Actually as i mentioned i'm switching from the m15x to the m14x. my m15x had a gtx graphic card, while the m14x has gt series which are really different in many aspects, like the memory bandwidths: *gt - 128 bit gtx - 256 bit *

My gtx 260m still runs battlefield 3 on high, no lag.
hence the confusion.


----------



## vkl (Jul 21, 2012)

rider said:


> GT 650M is great GPU only just 10% lower than GTX 660M in benchmarks, but big price difference.



Gtx660m is more like 20-30% faster in games like CoD:MW3,BF3,Batman:AC,dirt showdown,alan wake.
It is 15% faster in crysis 2
In other games it is like 15-20% faster.
In some games the gap is very though(8-12%)


----------



## Hrishi (Jul 21, 2012)

There is a throttling issue with GT650M at high temperature.
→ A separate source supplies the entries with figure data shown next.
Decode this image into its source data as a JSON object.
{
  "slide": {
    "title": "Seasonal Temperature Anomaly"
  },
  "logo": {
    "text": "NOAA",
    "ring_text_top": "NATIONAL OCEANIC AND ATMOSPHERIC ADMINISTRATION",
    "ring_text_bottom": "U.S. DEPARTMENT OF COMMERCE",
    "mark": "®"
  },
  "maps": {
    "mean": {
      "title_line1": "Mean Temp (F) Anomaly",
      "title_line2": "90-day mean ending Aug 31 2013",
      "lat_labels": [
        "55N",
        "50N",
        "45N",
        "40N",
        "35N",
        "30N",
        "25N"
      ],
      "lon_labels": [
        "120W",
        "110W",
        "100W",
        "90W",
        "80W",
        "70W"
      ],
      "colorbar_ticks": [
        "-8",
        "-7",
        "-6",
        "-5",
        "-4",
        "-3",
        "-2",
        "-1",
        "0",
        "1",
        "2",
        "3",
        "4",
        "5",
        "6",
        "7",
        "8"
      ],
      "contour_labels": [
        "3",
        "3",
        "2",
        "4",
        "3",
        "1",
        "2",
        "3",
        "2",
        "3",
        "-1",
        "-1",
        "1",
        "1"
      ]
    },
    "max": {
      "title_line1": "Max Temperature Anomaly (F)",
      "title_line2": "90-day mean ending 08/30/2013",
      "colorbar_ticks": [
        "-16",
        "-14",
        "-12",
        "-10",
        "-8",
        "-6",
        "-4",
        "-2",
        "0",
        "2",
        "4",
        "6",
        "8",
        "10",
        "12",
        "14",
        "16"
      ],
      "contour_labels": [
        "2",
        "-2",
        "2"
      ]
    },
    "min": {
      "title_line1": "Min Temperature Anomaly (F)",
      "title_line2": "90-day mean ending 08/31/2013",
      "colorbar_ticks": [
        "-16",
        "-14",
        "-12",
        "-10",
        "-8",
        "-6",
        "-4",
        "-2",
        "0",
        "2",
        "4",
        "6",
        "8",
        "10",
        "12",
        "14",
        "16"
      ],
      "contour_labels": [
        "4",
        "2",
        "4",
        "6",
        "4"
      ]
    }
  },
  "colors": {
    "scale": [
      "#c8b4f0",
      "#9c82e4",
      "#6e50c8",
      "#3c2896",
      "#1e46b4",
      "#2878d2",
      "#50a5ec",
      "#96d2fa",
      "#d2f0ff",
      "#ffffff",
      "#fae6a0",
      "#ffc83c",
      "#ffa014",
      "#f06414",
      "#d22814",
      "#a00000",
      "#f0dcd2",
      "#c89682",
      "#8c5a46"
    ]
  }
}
Choose wisely.


----------



## rider (Jul 21, 2012)

vkl said:


> Gtx660m is more like 20-30% faster in games like CoD:MW3,BF3,Batman:AC,dirt showdown,alan wake.
> It is 15% faster in crysis 2
> In other games it is like 15-20% faster.
> In some games the gap is very though(8-12%)



I said in benchmarks, through 3DMark 11 score.


----------